Created on 11-24-2015 12:49 AM
Spark SQL comes with a nice feature called: "JDBC to other Databases", but, it practice, it's JDBC federation feature.
"It can be used to create data frames from jdbc databases using scala/python, but it also works directly with Spark SQL Thrift server and allow us to query external JDBC tables seamless like other hive/spark tables."
Example below using sandbox 2.3.2 and spark 1.5.1 TP (https://hortonworks.com/hadoop-tutorial/apache-spark-1-5-1-technical-preview-with-hdp-2-3/).
This feature works with spark-submit, spark-shell, zeppelin, spark-sql client and spark sql thift server. In this post two examples: #1 using spark-sql thrift server, #2 using spark-shell.
Example #1 using Spark SQL Thrift Server
1- Run Spark SQL Thrift Server with mysql jdbc driver:
sudo -u spark /usr/hdp/2.3.2.1-12/spark/sbin/start-thriftserver.sh --hiveconf hive.server2.thrift.port=10010 --jars "/usr/share/java/mysql-connector-java.jar"
2- Open beeline and connect to Spark SQL Thrift Server:
beeline -u "jdbc:hive2://localhost:10010/default" -n admin
3- Create a jdbc federated table pointing to existing mysql database, using beeline:
CREATE TABLE mysql_federated_sample USING org.apache.spark.sql.jdbc OPTIONS ( driver "com.mysql.jdbc.Driver", url "jdbc:mysql://localhost/hive?user=hive&password=hive", dbtable "TBLS" ); describe mysql_federated_sample; select * from mysql_federated_sample; select count(1) from mysql_federated_sample;
Example #2 using Spark shell, scala code and data frames:
1- Open spark-shell with mysql jdbc driver
spark-shell --jars "/usr/share/java/mysql-connector-java.jar"

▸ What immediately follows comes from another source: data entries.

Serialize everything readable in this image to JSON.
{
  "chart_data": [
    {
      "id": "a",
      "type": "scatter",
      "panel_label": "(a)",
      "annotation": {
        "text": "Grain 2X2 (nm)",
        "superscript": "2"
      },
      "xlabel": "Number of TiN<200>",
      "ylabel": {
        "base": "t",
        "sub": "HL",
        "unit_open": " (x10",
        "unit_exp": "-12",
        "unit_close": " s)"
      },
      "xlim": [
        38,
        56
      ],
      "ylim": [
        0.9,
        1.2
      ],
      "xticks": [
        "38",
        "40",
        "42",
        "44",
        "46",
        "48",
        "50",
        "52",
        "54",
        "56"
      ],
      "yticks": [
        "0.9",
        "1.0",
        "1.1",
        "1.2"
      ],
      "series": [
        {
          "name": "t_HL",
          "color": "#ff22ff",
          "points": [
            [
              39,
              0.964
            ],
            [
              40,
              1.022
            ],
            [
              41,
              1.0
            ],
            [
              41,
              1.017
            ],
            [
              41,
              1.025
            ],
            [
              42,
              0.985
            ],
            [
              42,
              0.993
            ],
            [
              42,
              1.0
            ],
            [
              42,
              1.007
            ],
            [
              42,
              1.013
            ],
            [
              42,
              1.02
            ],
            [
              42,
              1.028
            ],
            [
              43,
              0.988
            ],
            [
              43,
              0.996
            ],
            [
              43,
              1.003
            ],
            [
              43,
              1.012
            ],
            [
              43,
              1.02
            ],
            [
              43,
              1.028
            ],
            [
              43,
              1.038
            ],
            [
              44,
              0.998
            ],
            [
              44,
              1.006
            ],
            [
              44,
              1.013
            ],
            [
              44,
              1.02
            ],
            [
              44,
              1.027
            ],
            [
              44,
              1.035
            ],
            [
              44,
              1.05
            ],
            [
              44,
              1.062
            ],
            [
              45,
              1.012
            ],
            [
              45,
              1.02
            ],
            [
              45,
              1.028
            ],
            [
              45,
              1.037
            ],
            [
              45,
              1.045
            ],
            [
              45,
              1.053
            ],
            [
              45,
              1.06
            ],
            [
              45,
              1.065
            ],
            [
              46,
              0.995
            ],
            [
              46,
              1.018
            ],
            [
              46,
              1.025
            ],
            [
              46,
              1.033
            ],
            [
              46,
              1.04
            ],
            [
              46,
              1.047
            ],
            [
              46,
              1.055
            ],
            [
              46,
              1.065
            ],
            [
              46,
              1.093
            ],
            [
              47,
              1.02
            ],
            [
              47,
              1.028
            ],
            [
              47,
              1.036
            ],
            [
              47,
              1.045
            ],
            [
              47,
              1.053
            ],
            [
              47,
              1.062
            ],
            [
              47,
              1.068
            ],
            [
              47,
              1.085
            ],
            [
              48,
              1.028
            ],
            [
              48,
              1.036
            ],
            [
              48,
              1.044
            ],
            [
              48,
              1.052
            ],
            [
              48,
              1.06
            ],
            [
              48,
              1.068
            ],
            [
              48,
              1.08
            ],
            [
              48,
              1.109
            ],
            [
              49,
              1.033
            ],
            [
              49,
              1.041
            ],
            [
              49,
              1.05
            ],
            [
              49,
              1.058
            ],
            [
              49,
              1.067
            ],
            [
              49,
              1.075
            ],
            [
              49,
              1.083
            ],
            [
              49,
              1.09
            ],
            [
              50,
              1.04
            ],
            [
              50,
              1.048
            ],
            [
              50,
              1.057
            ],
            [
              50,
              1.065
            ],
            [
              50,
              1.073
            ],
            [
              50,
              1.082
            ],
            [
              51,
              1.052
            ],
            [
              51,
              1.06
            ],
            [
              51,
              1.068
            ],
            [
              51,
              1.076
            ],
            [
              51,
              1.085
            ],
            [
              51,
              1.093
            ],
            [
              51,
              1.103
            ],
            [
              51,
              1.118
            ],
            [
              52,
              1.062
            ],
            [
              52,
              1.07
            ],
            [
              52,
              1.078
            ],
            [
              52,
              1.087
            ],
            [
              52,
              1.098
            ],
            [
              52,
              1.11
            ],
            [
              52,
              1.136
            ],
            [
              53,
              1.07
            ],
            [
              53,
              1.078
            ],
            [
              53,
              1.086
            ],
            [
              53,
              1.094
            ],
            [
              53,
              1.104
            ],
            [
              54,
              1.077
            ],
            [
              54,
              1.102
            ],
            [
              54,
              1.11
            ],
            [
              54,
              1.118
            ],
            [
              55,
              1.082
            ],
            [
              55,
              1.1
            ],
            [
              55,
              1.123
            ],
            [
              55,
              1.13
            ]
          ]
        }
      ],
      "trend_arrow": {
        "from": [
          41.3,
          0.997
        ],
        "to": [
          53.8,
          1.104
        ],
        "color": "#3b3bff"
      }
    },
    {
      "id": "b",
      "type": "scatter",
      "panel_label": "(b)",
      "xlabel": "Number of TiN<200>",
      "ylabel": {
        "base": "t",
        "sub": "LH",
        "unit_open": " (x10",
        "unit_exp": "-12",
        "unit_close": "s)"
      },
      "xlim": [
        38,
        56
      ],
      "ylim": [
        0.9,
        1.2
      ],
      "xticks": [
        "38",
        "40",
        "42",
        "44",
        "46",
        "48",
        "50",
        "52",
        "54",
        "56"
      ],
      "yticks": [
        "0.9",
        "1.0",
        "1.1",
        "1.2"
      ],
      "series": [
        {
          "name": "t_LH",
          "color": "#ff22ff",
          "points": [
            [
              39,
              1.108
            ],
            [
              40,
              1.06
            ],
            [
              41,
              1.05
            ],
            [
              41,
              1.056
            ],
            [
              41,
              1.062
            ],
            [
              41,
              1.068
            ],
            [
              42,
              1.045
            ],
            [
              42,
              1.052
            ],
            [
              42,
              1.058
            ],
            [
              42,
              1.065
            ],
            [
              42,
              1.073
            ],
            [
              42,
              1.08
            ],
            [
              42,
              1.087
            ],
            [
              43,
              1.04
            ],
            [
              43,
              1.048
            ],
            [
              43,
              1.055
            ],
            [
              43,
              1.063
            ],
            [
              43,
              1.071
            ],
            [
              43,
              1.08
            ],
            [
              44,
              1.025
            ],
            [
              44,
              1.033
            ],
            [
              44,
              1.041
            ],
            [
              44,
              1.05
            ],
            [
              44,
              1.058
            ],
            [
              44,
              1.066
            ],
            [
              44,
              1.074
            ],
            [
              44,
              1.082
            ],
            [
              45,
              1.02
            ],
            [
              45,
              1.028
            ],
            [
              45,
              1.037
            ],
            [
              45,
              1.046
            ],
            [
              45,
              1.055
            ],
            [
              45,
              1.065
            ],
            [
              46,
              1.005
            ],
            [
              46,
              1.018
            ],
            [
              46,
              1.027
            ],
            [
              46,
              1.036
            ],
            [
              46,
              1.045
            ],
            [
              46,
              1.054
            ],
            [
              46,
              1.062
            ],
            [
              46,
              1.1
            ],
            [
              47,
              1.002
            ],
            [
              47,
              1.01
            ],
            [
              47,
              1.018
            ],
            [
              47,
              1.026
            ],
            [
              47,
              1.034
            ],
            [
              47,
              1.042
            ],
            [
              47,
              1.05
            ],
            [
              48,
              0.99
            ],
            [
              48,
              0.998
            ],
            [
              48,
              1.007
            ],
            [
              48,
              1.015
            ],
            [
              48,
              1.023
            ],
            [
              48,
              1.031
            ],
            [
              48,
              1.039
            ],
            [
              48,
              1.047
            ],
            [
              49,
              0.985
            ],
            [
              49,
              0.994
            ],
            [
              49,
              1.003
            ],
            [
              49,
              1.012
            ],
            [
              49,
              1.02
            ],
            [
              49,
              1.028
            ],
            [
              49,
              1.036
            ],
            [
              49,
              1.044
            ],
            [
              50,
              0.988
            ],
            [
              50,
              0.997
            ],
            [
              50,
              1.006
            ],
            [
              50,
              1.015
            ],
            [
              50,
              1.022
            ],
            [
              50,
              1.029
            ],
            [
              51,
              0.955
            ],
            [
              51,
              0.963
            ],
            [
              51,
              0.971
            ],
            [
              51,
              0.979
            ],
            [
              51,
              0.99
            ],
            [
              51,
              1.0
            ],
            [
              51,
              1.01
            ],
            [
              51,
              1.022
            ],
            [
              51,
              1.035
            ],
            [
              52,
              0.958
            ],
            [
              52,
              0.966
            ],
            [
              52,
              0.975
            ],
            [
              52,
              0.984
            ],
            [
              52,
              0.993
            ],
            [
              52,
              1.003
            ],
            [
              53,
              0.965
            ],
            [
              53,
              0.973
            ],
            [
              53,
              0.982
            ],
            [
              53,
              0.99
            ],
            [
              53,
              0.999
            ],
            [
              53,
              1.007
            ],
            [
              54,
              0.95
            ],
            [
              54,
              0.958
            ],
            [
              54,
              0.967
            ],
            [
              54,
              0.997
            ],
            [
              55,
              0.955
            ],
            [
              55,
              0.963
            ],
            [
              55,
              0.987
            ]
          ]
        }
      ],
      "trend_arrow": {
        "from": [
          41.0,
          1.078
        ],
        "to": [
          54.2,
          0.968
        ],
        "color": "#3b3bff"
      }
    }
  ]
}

2- Create a data frame pointing to mysql table
val jdbcDF = sqlContext.read.format("jdbc").options( Map( "driver" -> "com.mysql.jdbc.Driver", "url" -> "jdbc:mysql://localhost/hive?user=hive&password=hive", "dbtable" -> "TBLS" ) ).load() jdbcDF.show
See other spark jdbc examples / troubleshooting here:
https://community.hortonworks.com/questions/1942/spark-to-phoenix.html
Created on 08-03-2016 07:20 PM
@Guilherme Braccialli but Spark thrift server listens through port 10015, and I think if you connect through 10000, then it’s HiveServer2 thrift server. Maybe I’m missing something, it may be helpful if we can discuss this
Created on 08-03-2016 07:20 PM
but Spark thrift server listens through port 10015, and I think if you connect through 10000, then it’s HiveServer2 thrift server. Maybe I’m missing something, it may be helpful if we can discuss this
Created on 08-23-2016 07:35 AM
@kishore sanchina I'm this example I started Spark thrift server on port 10010 and connected using beeline to same port. You can use default port 10015 instead.